Trade war likely to drag on, bring fewer benefits than expected

Experts attending a seminar in HCMC today, September 6, agreed that the U.S.-China trade war would continue to drag on, with unpredictable developments, noting that Vietnamese enterprises have enjoyed fewer benefits from it than expected.


At a seminar, themed “Escalating trade war: Vietnamese enterprises’ pleasure and concern,” held by The Saigon Times Group and securities firm Yuanta Vietnam, Dr Pham Sy Thanh, director of the Vietnam Institute for Economic and Policy Research's Chinese Economic Studies Program, noted that trade tensions between the world’s two largest economies will continue to escalate.

Since June last year, both sides have imposed tit-for-tat tariffs on each other’s exports and have not reduced any tariffs. It is becoming increasingly difficult for the two sides to reach a trade deal this year or the next.

Vietnam was expected to replace China in exporting various commodities stateside, thus benefiting from the trade war, but this has not been the case.

For example, the United States imports 40% of its textile and garment products from China but only 15% from Vietnam. In addition, Vietnam’s exports to the United States are mainly from foreign-invested firms.

Former Trade Minister Truong Dinh Tuyen shared this view, noting that both the United States and China have showed no signs of concessions.

Besides opportunities for Vietnam to increase exports to the United States and attract more foreign investment away from China, the complicated developments of the trade war has put local firms at risk.

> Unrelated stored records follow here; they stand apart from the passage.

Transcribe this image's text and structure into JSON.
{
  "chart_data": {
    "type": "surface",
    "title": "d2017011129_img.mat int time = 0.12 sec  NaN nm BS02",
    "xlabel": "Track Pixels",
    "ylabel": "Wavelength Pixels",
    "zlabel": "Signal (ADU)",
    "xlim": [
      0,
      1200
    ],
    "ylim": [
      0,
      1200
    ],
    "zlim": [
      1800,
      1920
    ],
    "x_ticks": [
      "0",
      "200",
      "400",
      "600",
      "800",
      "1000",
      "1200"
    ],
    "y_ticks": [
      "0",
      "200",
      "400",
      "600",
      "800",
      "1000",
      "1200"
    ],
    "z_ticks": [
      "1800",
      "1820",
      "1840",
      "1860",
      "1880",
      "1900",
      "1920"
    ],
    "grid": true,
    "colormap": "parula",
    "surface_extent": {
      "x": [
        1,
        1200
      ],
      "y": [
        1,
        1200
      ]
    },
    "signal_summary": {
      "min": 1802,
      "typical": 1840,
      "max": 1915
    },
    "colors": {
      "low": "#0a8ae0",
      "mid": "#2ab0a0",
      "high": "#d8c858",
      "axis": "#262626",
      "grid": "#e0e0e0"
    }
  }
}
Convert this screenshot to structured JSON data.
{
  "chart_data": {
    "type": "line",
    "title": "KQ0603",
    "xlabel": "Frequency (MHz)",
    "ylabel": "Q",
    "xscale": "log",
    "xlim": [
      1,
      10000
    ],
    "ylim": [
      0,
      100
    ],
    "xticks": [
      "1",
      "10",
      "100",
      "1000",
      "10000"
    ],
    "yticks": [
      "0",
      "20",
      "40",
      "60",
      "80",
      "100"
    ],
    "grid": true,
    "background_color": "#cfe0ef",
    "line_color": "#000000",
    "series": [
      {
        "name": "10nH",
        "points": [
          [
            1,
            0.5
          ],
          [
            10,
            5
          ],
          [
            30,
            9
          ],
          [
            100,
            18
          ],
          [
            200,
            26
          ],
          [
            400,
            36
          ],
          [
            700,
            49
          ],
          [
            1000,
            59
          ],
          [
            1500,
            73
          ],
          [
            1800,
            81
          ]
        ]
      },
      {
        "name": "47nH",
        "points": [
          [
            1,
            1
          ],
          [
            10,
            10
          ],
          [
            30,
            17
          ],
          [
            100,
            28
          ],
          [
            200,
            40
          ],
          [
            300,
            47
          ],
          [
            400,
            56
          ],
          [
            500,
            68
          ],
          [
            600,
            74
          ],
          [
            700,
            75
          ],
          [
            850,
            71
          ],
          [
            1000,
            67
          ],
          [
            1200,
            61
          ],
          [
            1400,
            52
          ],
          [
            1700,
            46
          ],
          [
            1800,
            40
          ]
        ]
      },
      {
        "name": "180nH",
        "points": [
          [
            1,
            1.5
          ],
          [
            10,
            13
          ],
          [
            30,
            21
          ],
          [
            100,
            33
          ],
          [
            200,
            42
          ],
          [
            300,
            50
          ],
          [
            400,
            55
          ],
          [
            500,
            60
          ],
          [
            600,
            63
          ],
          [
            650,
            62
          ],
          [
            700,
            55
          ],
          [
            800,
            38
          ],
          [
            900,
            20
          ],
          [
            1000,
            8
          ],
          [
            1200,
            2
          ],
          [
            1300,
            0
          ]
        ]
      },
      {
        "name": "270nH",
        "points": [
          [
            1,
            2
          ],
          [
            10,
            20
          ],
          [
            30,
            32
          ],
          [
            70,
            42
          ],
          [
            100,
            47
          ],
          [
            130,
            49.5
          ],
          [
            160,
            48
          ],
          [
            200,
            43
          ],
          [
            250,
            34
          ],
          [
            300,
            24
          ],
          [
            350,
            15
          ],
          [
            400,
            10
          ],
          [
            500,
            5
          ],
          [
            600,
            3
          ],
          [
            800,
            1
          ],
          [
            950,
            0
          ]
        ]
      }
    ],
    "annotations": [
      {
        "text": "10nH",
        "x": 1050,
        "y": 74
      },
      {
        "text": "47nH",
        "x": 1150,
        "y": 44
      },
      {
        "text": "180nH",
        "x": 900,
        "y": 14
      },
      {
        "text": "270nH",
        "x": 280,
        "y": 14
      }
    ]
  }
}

Specifically, the devaluation of the Chinese yuan has led to lower costs of Chinese goods, making them more competitive than Vietnamese products in common markets.

Moreover, as China is facing difficulties in shipping products to the United States, it has sought out other markets, including Vietnam, paving the way for substandard technology from China to enter Vietnam.

Vietnamese enterprises may also purchase Chinese products, complete the final stages of production and export the products stateside, putting Vietnamese products at risk of seeing higher tariffs imposed by the United States.

Regarding the financial market, Matthew Smith, head of research at Yuanta Securities Vietnam, remarked that the Vietnamese financial market has been witnessing the effects of the trade war since last month. Foreign investors have net sold their shares.

In the context of the long-lasting trade war, enterprises were advised to focus on adopting risk prevention measures to minimize losses.

Tuyen stated that the global market has experienced many uncertainties over the past few years. The Sino-U.S. trade dispute has outweighed the risks and uncertainties in the market. Many issues, such as Brexit and the Japan-South Korean tensions, have yet to be addressed.

Local firms should seek more business opportunities in markets that have signed free trade agreements with Vietnam, including Europe and Japan, as these markets will create favorable conditions for Vietnamese firms, as committed to in the agreements, Tuyen said.

The former minister noted that Vietnam has signed the European Union-Vietnam Free Trade Agreement (EVFTA), so local firms should tap the European market, which is home to 500 million people, to avoid depending on a single market.

“Diversifying the import markets will help reduce the trade surplus with the United States and ease the risk of a tariff imposition from the country,” Tuyen stressed.

Staying uninformed has long been the Achilles’ heel of companies, according to Thanh of the research institute. Searching for and analyzing information is expensive.

Thus, firms should connect with enterprise associations to access accurate trade-related information and propose policies to the Government.

As for free trade agreements signed between Vietnam and other countries, local companies should pay close attention to protectionist measures, which are on the rise.

Meanwhile, the expert from Yuanta Vietnam claimed that the U.S.-China trade war involves both the economy and politics, so there are no solutions for addressing the conflict quickly or simply. He advised investors to take issues related to the trade dispute into account before deciding to make an investment.

Further, the Yuanta representative predicted that the VN-Index may reach 1,100 points this year. He made the forecast based on the rising trade volume on the local stock market, which has attracted both local and foreign investors.

Investors are expected to return to the local stock market in the last quarter of the year and stay on the buying side, instead of the selling side as they did in August.

Many funds are storing cash, and it will have to be used for investment, to keep their investment portfolios balanced. Moreover, the Fed’s policies are now more relaxed and advantageous to a thriving economy like Vietnam, explained Smith.